In terms of read-write performance his team noticed a big improvement.
"Latency is surprisingly less. We came from a traditional three-tier system where you have storage and compute separated by a network. We compared the write speed of a server that had a direct SAS connection to storage and the disk speed was unbelievably fast on the Nutanix virtual environment versus this physical server with direct access to storage."
They also experimented with iSCSI over a VLAN to temporary storage on the other side of the hospital. "We were expecting some sort of performance hit, but we heard from our user base that it was pretty quick," said Sawyer.
Operationally, the new infrastructure has enabled the team to rationalise the way applications are supported. Previously, core applications ran on VMware ESX, with lots of others on standalone virtual machines running the free version of the hypervisor which has limitations on functionality. This was unsatisfactory, being hard to manage difficult to expand, said Sawyer.
"It was lots of bolt-ons rather than being the result of proper thought process."

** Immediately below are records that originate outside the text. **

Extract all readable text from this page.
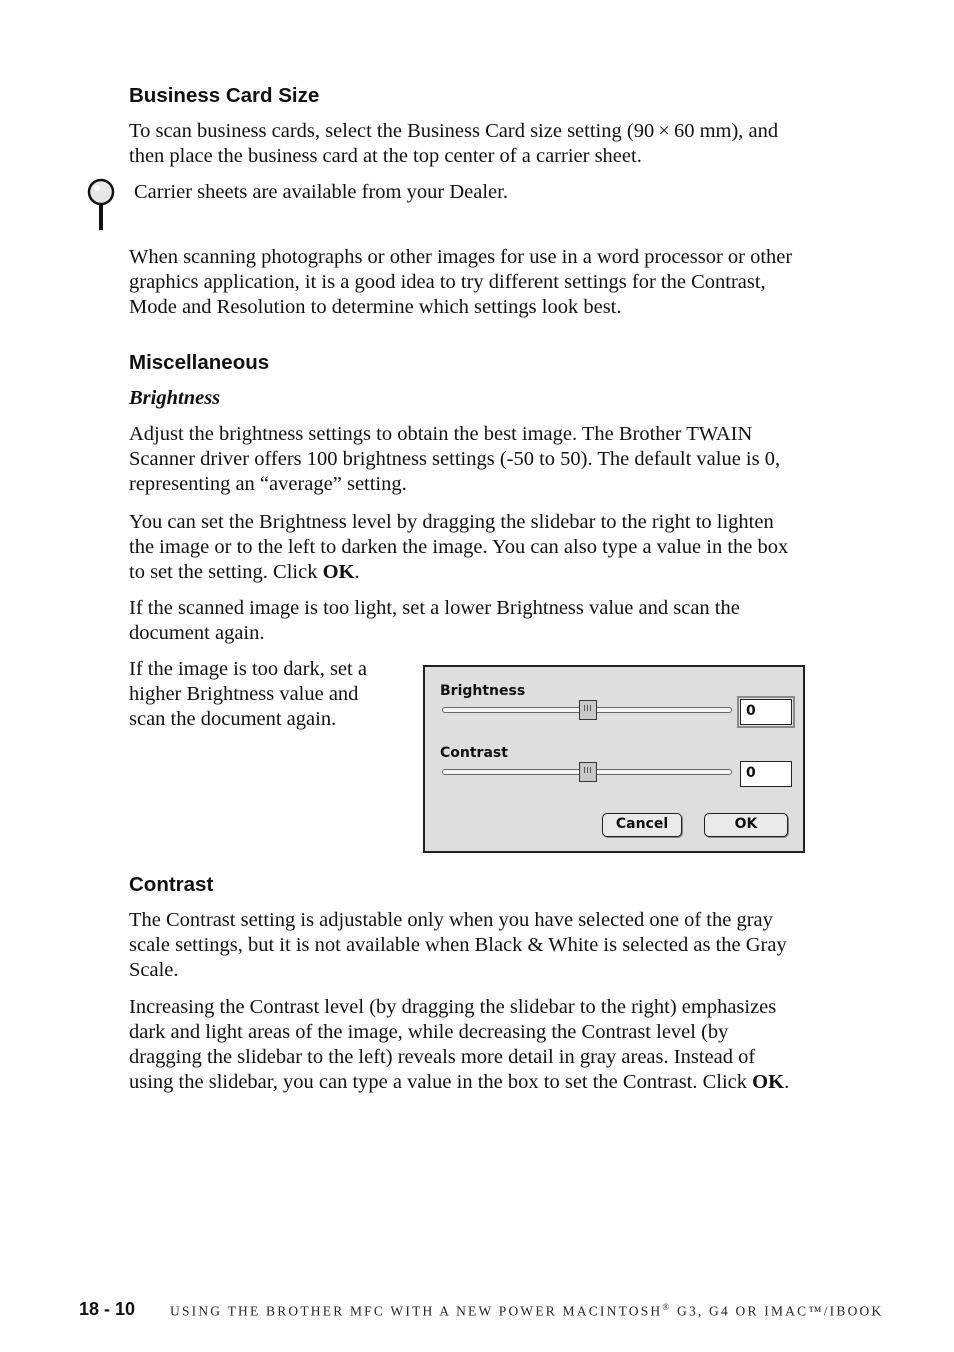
Business Card Size

To scan business cards, select the Business Card size setting (90 × 60 mm), and

then place the business card at the top center of a carrier sheet.

Carrier sheets are available from your Dealer.

When scanning photographs or other images for use in a word processor or other

graphics application, it is a good idea to try different settings for the Contrast,

Mode and Resolution to determine which settings look best.

Miscellaneous

Brightness

Adjust the brightness settings to obtain the best image. The Brother TWAIN

Scanner driver offers 100 brightness settings (-50 to 50). The default value is 0,

representing an “average” setting.

You can set the Brightness level by dragging the slidebar to the right to lighten

the image or to the left to darken the image. You can also type a value in the box

to set the setting. Click OK.

If the scanned image is too light, set a lower Brightness value and scan the

document again.

If the image is too dark, set a

higher Brightness value and

scan the document again.

Brightness
0
Contrast
0
Cancel	OK
Contrast

The Contrast setting is adjustable only when you have selected one of the gray

scale settings, but it is not available when Black & White is selected as the Gray

Scale.

Increasing the Contrast level (by dragging the slidebar to the right) emphasizes

dark and light areas of the image, while decreasing the Contrast level (by

dragging the slidebar to the left) reveals more detail in gray areas. Instead of

using the slidebar, you can type a value in the box to set the Contrast. Click OK.

18 - 10	USING THE BROTHER MFC WITH A NEW POWER MACINTOSH® G3, G4 OR IMAC™/IBOOK
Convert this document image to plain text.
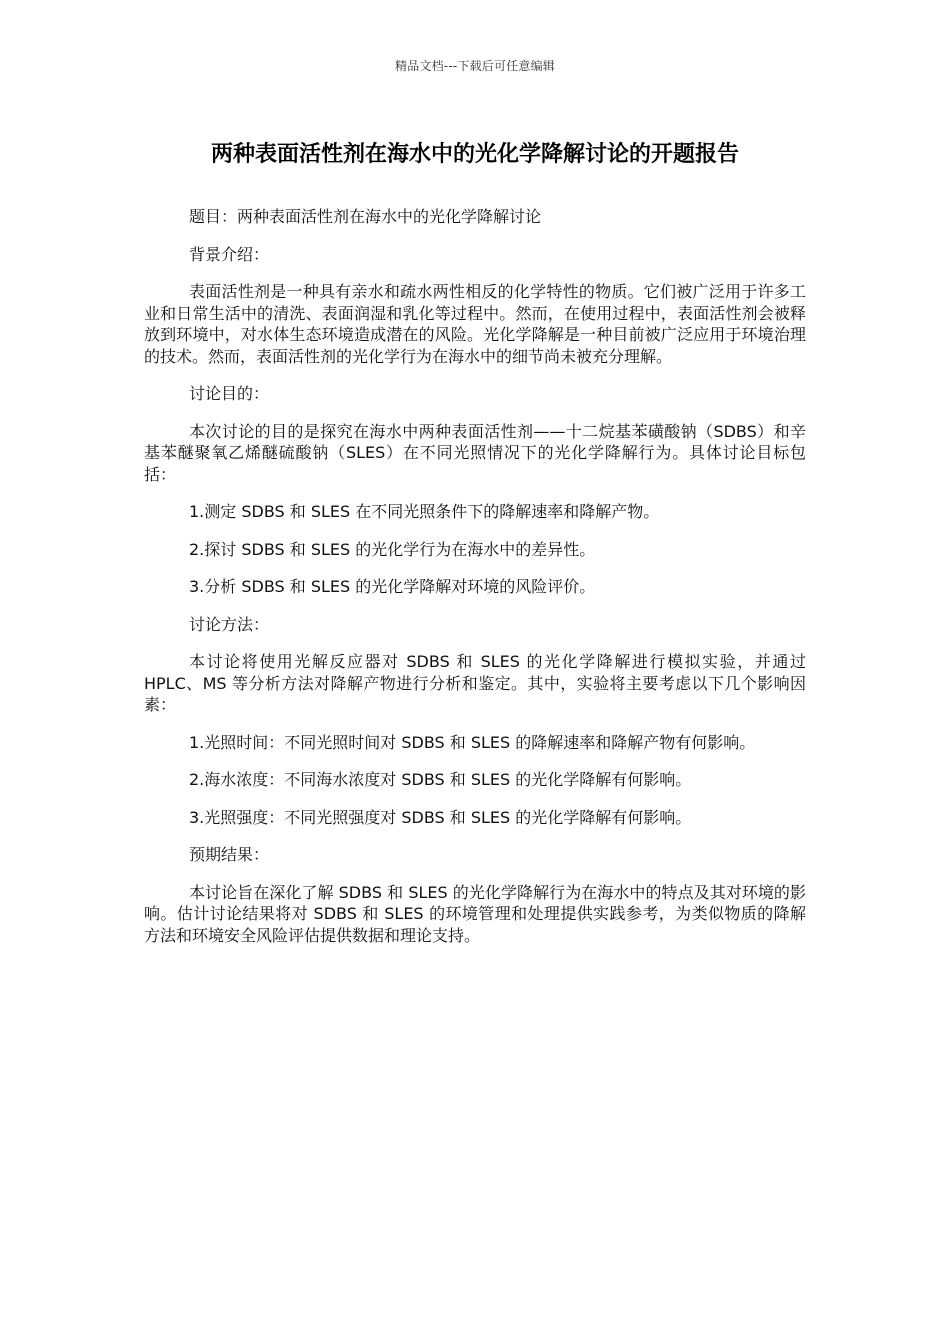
精品文档---下载后可任意编辑
两种表面活性剂在海水中的光化学降解讨论的开题报告

题目：两种表面活性剂在海水中的光化学降解讨论

背景介绍：

表面活性剂是一种具有亲水和疏水两性相反的化学特性的物质。它们被广泛用于许多工业和日常生活中的清洗、表面润湿和乳化等过程中。然而，在使用过程中，表面活性剂会被释放到环境中，对水体生态环境造成潜在的风险。光化学降解是一种目前被广泛应用于环境治理的技术。然而，表面活性剂的光化学行为在海水中的细节尚未被充分理解。

讨论目的：

本次讨论的目的是探究在海水中两种表面活性剂——十二烷基苯磺酸钠（SDBS）和辛基苯醚聚氧乙烯醚硫酸钠（SLES）在不同光照情况下的光化学降解行为。具体讨论目标包括：

1.测定 SDBS 和 SLES 在不同光照条件下的降解速率和降解产物。

2.探讨 SDBS 和 SLES 的光化学行为在海水中的差异性。

3.分析 SDBS 和 SLES 的光化学降解对环境的风险评价。

讨论方法：

本讨论将使用光解反应器对 SDBS 和 SLES 的光化学降解进行模拟实验，并通过 HPLC、MS 等分析方法对降解产物进行分析和鉴定。其中，实验将主要考虑以下几个影响因素：

1.光照时间：不同光照时间对 SDBS 和 SLES 的降解速率和降解产物有何影响。

2.海水浓度：不同海水浓度对 SDBS 和 SLES 的光化学降解有何影响。

3.光照强度：不同光照强度对 SDBS 和 SLES 的光化学降解有何影响。

预期结果：

本讨论旨在深化了解 SDBS 和 SLES 的光化学降解行为在海水中的特点及其对环境的影响。估计讨论结果将对 SDBS 和 SLES 的环境管理和处理提供实践参考，为类似物质的降解方法和环境安全风险评估提供数据和理论支持。
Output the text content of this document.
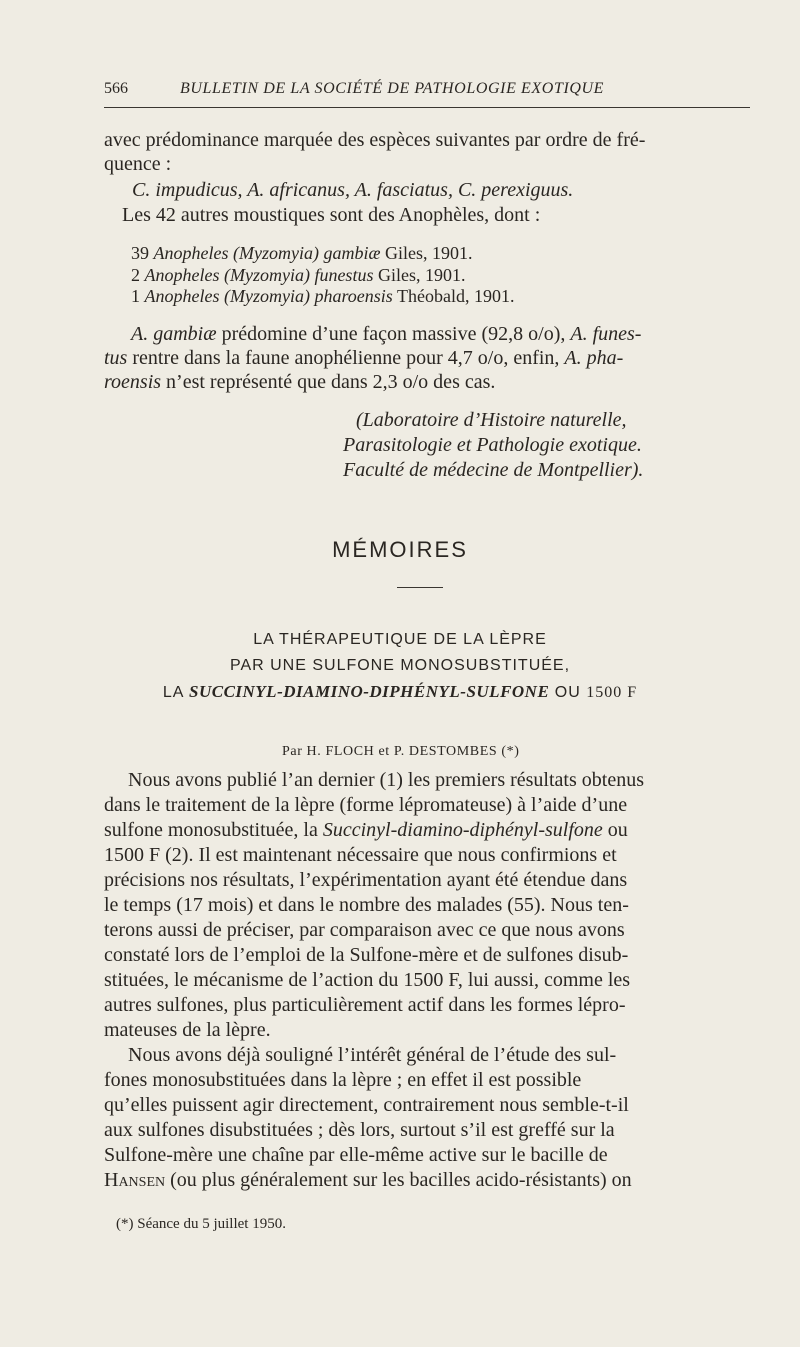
566	BULLETIN DE LA SOCIÉTÉ DE PATHOLOGIE EXOTIQUE
avec prédominance marquée des espèces suivantes par ordre de fré-
quence :
C. impudicus, A. africanus, A. fasciatus, C. perexiguus.
Les 42 autres moustiques sont des Anophèles, dont :
39 Anopheles (Myzomyia) gambiæ Giles, 1901.
2 Anopheles (Myzomyia) funestus Giles, 1901.
1 Anopheles (Myzomyia) pharoensis Théobald, 1901.
A. gambiæ prédomine d’une façon massive (92,8 o/o), A. funes-
tus rentre dans la faune anophélienne pour 4,7 o/o, enfin, A. pha-
roensis n’est représenté que dans 2,3 o/o des cas.
(Laboratoire d’Histoire naturelle,
Parasitologie et Pathologie exotique.
Faculté de médecine de Montpellier).
MÉMOIRES
LA THÉRAPEUTIQUE DE LA LÈPRE
PAR UNE SULFONE MONOSUBSTITUÉE,
LA SUCCINYL-DIAMINO-DIPHÉNYL-SULFONE OU 1500 F
Par H. FLOCH et P. DESTOMBES (*)
Nous avons publié l’an dernier (1) les premiers résultats obtenus
dans le traitement de la lèpre (forme lépromateuse) à l’aide d’une
sulfone monosubstituée, la Succinyl-diamino-diphényl-sulfone ou
1500 F (2). Il est maintenant nécessaire que nous confirmions et
précisions nos résultats, l’expérimentation ayant été étendue dans
le temps (17 mois) et dans le nombre des malades (55). Nous ten-
terons aussi de préciser, par comparaison avec ce que nous avons
constaté lors de l’emploi de la Sulfone-mère et de sulfones disub-
stituées, le mécanisme de l’action du 1500 F, lui aussi, comme les
autres sulfones, plus particulièrement actif dans les formes lépro-
mateuses de la lèpre.
Nous avons déjà souligné l’intérêt général de l’étude des sul-
fones monosubstituées dans la lèpre ; en effet il est possible
qu’elles puissent agir directement, contrairement nous semble-t-il
aux sulfones disubstituées ; dès lors, surtout s’il est greffé sur la
Sulfone-mère une chaîne par elle-même active sur le bacille de
Hansen (ou plus généralement sur les bacilles acido-résistants) on
(*) Séance du 5 juillet 1950.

The cost savings come mostly from the cost of VMware licensing, since the Nutanix Acropolis hypervisor is included in the price of a node. The team is gradually phasing out its use of VMware.
"In the short term we save money because we don't need to buy new ESX licences; in the medium term we're saving money because we won't be renewing ESX licences; and in the long term when we expand the cluster even more or build another cluster somewhere we have no extra cost associated with it," he said.
And when the time is right, Sawyer is hopeful that the hyperconverged infrastructure will ease the journey to the cloud.
"In the long term will keep looking at cloud services for a backup and recovery and testing. Because of the near seamless synchronisation between on-prem and cloud that could be the first step for us in the cloud and that's what we want to test in the near future."